The word in Hollywood is that Steven Spielberg recently had a secret screening of a controversial new documentary about Disney animation.

We saw “Waking Sleeping Beauty” yesterday at the Hamptons International Film Festival, and all I can say is, I know why Spielberg was curious. He’s in it. So are some of the people he invited over to watch it with him, including Jeffrey Katzenberg.

Don Hahn’s extraordinary film (co-produced with former Disney cartoon chief Peter Schneider) tells the story of Disney’s animation division for its decade of unparalleled modern success: from 1984 to 1994, or, roughly, from “The Little Mermaid” through “The Lion King.” Veteran entertainment journalist Patrick Pacheco has fashioned this story into a compelling narrative.

What’s interesting about all this is that the film details all the fighting in the executive suites at Disney among Michael Eisner, Jeffrey Katzenberg, the late Frank Wells (an admired peacemaker), and Roy Disney. All of these feuds are still active even though Eisner and Katzenberg are gone, Wells is dead, and Disney is said to be quite ill.

What you don’t want to miss: Disney and Eisner’s catfight at Wells’s memorial service. It’s not to be believed.

Basically Hahn shows how all these guys competed for publicity and attention. It’s all about ego.

Lucikly, Hahn and Schneider discovered that, against Disney rules, animator Randy Cartwright had been making homemade films at Disney for years, chronicling everything. His cameraman? John Lasseter, who would eventually leave, start Pixar, and then to return to conquer Disney. The films are used as a through line for “Waking.”

Hahn stops short in 1994, right before Katzenberg leaves Disney to start Dreamworks with Spielberg and attempts to get revenge on his old boss. That’s for the sequel.

Along the way, we learn a lot about the Disney animators, kicked off the lot in ‘84 so Katzenberg would have more room for his successful run of live action films via Touchstone, like “Down and Out in Beverly Hills” and “Ruthless People.”’ But then “Mermaid” hits, and a series of animated films like “Pocohantas” and “Aladdin” revive the business. Disney builds a whole new building for the animators on their Burbank lot. The animators start to burn out, however, from all the work.

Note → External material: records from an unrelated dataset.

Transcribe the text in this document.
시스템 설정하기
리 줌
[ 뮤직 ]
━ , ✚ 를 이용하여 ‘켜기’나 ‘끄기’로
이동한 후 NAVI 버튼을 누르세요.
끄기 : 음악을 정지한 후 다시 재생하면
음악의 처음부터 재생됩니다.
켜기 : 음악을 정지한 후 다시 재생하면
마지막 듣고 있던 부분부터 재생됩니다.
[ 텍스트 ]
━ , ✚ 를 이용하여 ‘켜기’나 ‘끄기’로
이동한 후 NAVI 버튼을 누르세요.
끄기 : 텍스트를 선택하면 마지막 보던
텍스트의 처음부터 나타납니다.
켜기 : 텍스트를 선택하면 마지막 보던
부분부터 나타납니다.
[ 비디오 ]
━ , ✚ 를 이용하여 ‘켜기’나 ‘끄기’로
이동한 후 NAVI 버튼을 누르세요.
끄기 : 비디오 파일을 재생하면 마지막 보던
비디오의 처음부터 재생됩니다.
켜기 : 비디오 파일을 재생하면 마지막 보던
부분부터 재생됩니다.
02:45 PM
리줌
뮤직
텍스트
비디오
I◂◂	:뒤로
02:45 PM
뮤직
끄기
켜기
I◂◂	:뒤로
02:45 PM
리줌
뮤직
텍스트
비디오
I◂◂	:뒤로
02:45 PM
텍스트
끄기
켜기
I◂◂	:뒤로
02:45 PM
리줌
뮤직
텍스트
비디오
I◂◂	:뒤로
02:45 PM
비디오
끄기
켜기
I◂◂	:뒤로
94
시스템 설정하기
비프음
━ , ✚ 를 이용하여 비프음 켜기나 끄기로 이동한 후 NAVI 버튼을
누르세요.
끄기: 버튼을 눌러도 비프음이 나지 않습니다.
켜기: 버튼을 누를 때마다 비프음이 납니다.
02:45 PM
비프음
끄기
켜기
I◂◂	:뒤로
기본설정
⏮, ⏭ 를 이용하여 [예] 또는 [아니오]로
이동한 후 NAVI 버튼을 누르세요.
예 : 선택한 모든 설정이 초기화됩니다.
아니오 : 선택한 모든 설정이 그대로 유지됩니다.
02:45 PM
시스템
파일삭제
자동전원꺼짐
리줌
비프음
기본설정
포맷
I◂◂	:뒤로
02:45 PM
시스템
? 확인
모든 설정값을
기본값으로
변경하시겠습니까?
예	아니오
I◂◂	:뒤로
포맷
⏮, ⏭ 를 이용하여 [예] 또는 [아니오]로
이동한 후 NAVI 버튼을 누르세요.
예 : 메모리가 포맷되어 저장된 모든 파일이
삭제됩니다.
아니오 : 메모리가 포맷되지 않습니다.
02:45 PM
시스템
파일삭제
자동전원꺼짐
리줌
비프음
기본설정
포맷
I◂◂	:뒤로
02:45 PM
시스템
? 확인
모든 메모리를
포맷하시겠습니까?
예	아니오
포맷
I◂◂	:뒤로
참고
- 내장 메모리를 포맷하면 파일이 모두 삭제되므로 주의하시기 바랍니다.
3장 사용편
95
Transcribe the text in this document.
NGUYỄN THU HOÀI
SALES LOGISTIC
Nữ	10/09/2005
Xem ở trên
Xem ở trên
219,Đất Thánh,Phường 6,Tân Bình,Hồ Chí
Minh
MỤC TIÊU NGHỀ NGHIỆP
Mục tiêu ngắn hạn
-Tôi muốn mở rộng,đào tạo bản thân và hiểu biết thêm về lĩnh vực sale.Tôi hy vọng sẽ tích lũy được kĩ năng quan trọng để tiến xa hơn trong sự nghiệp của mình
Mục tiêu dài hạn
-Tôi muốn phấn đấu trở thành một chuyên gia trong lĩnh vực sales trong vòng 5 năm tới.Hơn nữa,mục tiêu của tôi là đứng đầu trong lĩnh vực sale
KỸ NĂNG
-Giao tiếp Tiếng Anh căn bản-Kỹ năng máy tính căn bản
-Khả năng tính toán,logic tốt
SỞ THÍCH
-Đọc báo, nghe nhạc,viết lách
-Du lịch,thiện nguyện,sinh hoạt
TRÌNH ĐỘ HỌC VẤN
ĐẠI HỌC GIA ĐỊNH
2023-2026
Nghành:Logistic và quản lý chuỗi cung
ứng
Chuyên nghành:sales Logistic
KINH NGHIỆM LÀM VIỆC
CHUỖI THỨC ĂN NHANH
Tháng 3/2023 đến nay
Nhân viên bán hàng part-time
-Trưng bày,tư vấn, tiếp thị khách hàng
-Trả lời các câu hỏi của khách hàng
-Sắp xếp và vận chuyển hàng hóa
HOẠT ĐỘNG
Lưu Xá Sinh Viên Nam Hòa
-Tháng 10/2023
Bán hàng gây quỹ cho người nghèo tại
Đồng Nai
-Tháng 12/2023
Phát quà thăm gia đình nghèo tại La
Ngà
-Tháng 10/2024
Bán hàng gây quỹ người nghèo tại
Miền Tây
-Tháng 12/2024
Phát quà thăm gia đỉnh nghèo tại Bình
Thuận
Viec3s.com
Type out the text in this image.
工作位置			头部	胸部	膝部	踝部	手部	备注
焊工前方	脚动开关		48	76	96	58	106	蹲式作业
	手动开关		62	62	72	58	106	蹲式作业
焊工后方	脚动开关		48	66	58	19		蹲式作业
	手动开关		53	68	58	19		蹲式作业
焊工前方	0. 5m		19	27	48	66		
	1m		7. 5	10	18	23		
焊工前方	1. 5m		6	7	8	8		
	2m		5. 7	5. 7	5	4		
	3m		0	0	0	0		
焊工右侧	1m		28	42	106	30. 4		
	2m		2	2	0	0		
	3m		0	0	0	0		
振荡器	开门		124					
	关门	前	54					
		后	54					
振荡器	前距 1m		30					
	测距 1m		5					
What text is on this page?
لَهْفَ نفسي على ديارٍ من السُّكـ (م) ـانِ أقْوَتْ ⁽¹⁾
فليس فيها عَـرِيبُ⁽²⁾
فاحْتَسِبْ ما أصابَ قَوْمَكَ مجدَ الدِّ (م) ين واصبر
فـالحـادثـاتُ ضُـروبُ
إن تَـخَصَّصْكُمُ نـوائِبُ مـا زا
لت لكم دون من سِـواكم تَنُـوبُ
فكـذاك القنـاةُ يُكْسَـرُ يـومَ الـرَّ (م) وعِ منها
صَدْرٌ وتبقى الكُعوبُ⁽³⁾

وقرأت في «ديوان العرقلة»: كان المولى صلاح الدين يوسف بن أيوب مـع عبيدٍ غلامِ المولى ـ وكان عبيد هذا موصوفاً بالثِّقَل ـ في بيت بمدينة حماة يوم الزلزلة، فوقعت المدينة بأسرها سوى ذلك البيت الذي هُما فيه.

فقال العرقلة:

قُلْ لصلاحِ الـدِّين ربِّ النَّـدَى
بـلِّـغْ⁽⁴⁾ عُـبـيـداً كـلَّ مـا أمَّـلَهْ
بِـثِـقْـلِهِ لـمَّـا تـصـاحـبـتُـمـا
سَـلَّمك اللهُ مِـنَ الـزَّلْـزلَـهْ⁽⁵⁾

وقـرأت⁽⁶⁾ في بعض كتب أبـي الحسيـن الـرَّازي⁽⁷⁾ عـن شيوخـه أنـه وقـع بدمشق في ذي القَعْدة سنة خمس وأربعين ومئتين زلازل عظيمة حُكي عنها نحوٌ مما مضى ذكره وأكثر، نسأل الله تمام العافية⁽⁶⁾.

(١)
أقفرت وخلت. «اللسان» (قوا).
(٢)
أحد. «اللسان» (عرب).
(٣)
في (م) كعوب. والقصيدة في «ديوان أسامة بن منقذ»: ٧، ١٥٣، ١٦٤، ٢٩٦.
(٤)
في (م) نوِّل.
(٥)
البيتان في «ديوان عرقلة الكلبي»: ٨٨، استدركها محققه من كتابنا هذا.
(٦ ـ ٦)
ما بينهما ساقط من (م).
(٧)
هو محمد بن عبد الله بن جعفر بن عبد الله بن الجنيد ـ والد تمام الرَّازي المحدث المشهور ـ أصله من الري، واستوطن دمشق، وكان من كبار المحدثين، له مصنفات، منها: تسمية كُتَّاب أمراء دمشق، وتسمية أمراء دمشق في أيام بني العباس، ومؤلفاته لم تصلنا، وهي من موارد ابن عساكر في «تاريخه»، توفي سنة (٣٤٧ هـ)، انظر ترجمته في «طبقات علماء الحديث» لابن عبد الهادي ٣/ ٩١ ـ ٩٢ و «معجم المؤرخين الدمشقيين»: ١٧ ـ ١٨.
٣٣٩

And the execs are at war.

Now here’s the weird part of “Waking Sleeping Beauty”: Disney has given its blessing to the film, and says it will be released next spring. They’ve let the filmmakers license Disney footage. The company’s chairman, Robert Iger, is said to be okay with it. This is incredibly insightful of Iger, who might also consider releasing a long suppressed doc called “Sweatbox,” by Trudie Styler (aka Mrs. Sting) about the making of “The Emperor’s New Groove.”

For animation lovers and Disney aficionados, “Waking Sleeping Beauty” is going to be like getting the tablets from on high. But for Hollywood historians, it’s even better: a real document about some of the industry’s biggest egos, and how they fought their wars. Amazing.